Il nome commerciale della formulazione sottocutanea è Litak e di quella endovenosa è Leustatin. La formulazione in compresse di cladribina è una terapia orale indicata per il trattamento della sclerosi multipla recidivante (SMR) a elevata attività, approvata in Europa nel 2017.[1]
La cladribina è nata come un composto antilinfocitario[2] ed è stata sintetizzata per la prima volta presso la Brigham Young University[3].
Nel 2008, Ernest Beutler ha vinto il Wallace H. Coulter Award for Lifetime Achievement in Hematology, istituito dalla Fondazione Coulter e dalla American Society of Hematology, per aver dimostrato come la somministrazione di cladribina sia il trattamento maggiormente efficace per la tricoleucemia[2].
Nel 2010, uno studio clinico di fase III condotto su 1000 pazienti, e pubblicato lo stesso anno ha documentato una significativa riduzione del tasso di recidiva di sclerosi multipla in pazienti che utilizzavano la cladribina somministrata oralmente. Questo ha fatto sì che diventasse il principale farmaco orale utilizzato nella terapia della sclerosi multipla durante il 2011[4].
Il primo paese ad averne approvato l'uso clinico per il trattamento della sclerosi multipla è stata la Russia nel luglio del 2010[5]. Nei paesi dell'Unione europea, il Committee for Medicinal Products for Human Use dell'Agenzia europea per i medicinali (EMEA) non ne ha invece approvato l'indicazione clinica[6]. Nel marzo del 2011 la Food and Drug Administration (FDA) non ha approvato l'uso della cladribina nella terapia della sclerosi multipla[7], "riconoscendo sufficienti dati a conferma dell'efficacia del farmaco nella trattamento della sclerosi multipla, ma richiedendo ulteriori dati riguardo alla sicurezza e il rapporto rischio/beneficio[8].

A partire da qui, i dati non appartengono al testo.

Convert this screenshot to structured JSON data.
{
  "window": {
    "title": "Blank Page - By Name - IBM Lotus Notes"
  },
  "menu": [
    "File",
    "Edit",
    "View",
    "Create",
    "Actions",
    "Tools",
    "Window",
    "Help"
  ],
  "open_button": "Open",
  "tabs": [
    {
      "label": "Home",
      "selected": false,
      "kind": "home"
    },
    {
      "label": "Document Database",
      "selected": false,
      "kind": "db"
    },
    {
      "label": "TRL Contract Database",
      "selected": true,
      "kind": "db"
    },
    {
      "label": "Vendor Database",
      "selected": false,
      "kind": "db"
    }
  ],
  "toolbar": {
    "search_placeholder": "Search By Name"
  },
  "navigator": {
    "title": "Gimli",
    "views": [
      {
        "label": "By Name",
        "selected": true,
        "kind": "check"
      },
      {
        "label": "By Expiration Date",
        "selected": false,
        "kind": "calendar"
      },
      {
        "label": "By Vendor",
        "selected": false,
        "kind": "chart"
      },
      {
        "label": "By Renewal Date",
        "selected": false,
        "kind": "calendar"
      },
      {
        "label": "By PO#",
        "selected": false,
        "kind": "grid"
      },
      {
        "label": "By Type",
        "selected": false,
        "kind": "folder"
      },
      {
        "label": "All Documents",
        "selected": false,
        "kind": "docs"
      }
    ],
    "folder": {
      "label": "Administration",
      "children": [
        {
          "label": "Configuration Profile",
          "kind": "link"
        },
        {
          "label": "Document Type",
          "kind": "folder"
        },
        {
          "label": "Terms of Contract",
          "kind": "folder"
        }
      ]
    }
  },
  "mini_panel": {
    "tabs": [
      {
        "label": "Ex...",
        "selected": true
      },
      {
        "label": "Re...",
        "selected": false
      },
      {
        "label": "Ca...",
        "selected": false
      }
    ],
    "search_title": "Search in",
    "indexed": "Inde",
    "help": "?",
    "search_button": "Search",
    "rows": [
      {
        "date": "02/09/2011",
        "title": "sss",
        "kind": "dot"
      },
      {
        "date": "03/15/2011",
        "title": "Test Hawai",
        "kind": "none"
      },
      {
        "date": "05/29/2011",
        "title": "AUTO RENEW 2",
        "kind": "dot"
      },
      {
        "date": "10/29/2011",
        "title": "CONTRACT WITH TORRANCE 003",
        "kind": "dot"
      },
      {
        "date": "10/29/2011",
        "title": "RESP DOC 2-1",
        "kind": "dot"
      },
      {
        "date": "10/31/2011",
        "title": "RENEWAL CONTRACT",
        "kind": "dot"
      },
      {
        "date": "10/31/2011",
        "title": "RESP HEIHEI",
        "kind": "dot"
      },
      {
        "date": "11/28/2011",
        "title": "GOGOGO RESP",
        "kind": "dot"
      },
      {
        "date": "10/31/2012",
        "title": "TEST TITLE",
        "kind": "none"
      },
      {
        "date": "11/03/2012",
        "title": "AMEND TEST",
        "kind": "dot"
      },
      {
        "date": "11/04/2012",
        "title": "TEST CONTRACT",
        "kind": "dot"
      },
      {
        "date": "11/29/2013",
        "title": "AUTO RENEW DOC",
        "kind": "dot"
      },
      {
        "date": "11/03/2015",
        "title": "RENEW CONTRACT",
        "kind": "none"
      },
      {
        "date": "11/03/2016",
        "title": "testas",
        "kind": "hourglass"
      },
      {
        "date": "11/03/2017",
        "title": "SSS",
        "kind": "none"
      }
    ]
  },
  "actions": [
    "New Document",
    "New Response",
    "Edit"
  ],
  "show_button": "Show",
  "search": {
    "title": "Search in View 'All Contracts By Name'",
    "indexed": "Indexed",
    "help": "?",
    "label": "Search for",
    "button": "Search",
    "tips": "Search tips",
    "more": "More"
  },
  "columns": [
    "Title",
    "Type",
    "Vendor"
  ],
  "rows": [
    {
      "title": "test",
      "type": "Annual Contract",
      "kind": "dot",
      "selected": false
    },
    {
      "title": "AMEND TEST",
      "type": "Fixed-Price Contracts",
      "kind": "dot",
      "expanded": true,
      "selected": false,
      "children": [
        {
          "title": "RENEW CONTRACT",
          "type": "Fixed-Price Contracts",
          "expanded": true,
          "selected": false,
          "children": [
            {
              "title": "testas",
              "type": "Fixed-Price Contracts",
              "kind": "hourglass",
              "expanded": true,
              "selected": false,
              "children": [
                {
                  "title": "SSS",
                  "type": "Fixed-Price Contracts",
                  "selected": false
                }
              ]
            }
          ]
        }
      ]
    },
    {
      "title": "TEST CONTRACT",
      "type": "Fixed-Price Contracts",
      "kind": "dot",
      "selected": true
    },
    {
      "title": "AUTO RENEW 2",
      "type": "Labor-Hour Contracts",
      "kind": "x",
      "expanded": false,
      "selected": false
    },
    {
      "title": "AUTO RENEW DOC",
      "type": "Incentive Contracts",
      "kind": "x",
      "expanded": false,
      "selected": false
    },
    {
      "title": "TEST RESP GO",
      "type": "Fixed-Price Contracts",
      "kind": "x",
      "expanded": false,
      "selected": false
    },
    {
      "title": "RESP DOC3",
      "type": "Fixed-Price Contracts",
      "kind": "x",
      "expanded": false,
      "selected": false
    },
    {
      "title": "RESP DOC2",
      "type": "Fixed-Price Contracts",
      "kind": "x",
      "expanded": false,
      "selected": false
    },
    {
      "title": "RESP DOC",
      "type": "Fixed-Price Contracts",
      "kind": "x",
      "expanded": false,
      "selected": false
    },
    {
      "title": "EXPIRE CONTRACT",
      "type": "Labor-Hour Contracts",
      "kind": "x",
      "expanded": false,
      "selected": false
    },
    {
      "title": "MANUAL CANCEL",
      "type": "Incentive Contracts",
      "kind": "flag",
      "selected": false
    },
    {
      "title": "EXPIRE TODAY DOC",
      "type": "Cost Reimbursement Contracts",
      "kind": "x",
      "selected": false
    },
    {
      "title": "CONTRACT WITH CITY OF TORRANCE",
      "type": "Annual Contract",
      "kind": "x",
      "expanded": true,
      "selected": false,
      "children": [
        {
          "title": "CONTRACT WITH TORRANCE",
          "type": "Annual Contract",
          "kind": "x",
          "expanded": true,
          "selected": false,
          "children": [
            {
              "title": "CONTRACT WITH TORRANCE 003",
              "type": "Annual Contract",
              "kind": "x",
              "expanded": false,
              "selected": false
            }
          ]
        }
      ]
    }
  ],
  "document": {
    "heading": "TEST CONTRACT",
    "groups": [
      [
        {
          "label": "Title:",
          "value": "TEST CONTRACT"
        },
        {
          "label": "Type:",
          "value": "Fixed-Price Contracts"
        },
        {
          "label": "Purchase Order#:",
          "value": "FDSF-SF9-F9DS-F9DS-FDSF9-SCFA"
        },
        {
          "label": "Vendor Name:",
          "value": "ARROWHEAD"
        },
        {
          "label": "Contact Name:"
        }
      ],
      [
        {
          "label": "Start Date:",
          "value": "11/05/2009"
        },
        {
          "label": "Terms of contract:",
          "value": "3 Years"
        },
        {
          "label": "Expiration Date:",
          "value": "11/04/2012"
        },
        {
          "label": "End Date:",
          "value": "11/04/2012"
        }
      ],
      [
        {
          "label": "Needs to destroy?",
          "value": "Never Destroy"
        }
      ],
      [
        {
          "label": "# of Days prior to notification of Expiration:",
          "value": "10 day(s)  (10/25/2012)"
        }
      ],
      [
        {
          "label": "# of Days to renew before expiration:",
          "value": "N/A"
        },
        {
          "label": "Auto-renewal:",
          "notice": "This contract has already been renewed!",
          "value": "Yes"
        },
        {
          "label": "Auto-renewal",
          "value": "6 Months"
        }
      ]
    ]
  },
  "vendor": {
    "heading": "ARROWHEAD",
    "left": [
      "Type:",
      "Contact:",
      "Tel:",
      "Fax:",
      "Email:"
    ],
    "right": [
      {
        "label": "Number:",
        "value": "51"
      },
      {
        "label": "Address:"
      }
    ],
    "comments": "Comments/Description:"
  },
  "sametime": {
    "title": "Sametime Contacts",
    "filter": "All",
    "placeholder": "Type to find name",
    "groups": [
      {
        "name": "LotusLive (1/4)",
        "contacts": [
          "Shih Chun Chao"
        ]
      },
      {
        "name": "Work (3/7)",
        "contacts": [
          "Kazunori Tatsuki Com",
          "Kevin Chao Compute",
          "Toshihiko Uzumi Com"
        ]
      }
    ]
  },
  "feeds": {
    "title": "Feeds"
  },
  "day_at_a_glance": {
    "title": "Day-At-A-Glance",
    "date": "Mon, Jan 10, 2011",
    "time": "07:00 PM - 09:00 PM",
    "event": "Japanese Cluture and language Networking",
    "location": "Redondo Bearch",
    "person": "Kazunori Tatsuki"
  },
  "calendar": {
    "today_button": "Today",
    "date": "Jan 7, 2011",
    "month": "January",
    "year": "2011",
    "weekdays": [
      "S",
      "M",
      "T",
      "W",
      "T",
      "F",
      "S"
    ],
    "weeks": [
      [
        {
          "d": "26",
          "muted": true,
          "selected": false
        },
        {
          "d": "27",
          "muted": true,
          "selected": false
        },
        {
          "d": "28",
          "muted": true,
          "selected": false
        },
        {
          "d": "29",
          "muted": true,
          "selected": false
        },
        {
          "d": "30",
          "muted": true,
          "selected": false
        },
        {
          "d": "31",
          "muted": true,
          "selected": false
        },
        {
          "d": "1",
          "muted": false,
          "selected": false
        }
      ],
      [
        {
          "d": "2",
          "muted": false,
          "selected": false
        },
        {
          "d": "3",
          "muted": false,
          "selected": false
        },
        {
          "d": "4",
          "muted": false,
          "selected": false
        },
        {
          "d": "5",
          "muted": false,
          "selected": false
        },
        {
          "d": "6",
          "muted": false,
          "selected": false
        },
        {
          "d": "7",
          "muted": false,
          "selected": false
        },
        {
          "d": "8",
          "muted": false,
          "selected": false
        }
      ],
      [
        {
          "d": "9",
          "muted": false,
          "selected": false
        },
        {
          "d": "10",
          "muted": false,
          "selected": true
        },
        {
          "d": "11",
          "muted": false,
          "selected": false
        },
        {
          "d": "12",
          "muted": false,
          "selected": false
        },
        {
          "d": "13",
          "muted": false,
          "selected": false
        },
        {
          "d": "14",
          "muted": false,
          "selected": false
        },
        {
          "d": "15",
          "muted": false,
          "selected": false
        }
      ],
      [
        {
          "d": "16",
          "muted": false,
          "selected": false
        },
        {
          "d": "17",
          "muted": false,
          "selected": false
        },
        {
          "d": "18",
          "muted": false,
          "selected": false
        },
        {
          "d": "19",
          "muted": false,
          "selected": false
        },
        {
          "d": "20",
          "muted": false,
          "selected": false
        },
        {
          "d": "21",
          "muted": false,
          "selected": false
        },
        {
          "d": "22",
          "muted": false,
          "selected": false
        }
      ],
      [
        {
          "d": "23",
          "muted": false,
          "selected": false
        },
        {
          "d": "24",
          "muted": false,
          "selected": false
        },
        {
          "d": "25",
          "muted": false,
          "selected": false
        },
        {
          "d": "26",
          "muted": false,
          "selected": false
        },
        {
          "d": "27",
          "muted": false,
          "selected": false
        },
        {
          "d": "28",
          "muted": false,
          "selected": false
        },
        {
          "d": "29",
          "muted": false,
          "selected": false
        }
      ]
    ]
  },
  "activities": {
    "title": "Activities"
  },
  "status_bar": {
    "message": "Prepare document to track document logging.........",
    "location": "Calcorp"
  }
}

Nel giugno del 2011 la Merck ha deciso di ritirare dal commercio il farmaco nella sua formulazione in compresse e di sospendere la vendita nei due paesi dove l'uso era stato approvato, Russia e Australia[9].
Nell’agosto del 2017[10], a seguito di una nuova richiesta di approvazione inoltrata nel 2015[11], la Commissione Europea ha autorizzato l’immissione in commercio per Cladribina Compresse per il trattamento delle forme recidivanti di sclerosi multipla (SMR)[1]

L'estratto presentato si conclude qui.